Antes de me ir embora – já o dia estava a nascer – Satanás chamou-me e disse-me que Roberto lhe tinha dito que eu tinha ficado sozinha na redacção o dia todo a fazer os artigos extra enquanto toda a gente (ele incluído) tinha ido apanhar sol na hora de almoço. Não pensem que eu me fazia ao elogio. Ou lambia botas e me tinha oferecido para fazer o trabalho extra como a boa samaritana que (não) sou. Toda a gente estava ocupada. Marília tinha de rever todos os textos e ainda terminar uma entrevista dela. Carlota tinha todas as folhas soltas da revista para terminar – aquelas que não pertencem a ninguém em específico: cultura, livros, sugestões de lazer, etc. Alice também estava a ajudar as da moda com as legendas da produção fotográfica. Eu – que tinha terminado todos os meus artigos a tempo e horas – é que fiquei, por isso, subitamente livre e foi em cima de mim que calhou este trabalho extra.

     – Desculpa-me pelo que te disse – começou ele – não percebi que estavas a trabalhar há nove horas seguidas e que precisavas de fazer uma pausa.      – Eu tentei dizer-lhe isso… – respondi, enquanto vestia o casaco.      – Eu sei, foi falha minha.
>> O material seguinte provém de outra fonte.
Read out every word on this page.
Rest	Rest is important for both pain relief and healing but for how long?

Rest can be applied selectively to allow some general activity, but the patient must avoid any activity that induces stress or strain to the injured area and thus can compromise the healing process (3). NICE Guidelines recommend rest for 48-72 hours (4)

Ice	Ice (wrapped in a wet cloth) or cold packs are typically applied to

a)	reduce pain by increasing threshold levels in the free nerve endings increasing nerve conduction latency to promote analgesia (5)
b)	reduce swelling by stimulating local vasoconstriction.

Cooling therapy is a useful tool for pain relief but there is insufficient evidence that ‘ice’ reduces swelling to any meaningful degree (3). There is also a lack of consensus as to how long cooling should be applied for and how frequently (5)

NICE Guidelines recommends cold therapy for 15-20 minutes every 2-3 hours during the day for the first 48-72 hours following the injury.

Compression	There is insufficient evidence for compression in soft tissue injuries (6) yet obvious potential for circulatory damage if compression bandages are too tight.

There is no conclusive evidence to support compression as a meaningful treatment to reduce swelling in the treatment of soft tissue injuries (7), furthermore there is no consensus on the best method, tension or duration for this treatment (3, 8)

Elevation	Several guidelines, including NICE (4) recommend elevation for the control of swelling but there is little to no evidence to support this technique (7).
Fiquei tão enervado que não te deixei falar – disse – para a próxima diz-me que precisas de uma pausa e eu já sei.      – Ok.

Estava de carro, por isso, pensei em levar todos os meus guarda-chuvas para casa que, no momento, já eram quatro. Já praticamente toda a gente se tinha ido embora. Só lá estavam as miúdas do design a terminar de gravar os PDF’s para irem para a gráfica. Comecei a tirar os guarda-chuvas do caixote e ele interceptou-me.

     – Sabes de quem é este guarda-chuva? – perguntou, apontando para o meu pegajoso.     – Não – respondi – vou levar estes três que são meus e preciso para o caso de chover na próxima semana.     – Então leva este – disse, pegando no pegajoso com a ponta dos dedos e fazendo cara de nojo – e mete-o no lixo. Não me interessa de quem é. Que pessoa porca!

Eu peguei em todos e desejei-lhe boa noite. Ou bom dia.

Quando saí porta fora, não consegui evitar uma gargalhada silenciosa, coloquei os quatro debaixo do braço e fui para casa.

Se um dia me voltar a ofender, talvez lhe possa bater na cabeça com o guarda-chuva pegajoso e fazê-lo morrer de nojo.

26 mil Horas Sem Matar o Patrão é uma crónica life-fiction que retrata o dia-a-dia numa revista. Toda e qualquer semelhança com a realidade é pura coincidência. Todas as segundas-feiras irá sair um novo capítulo.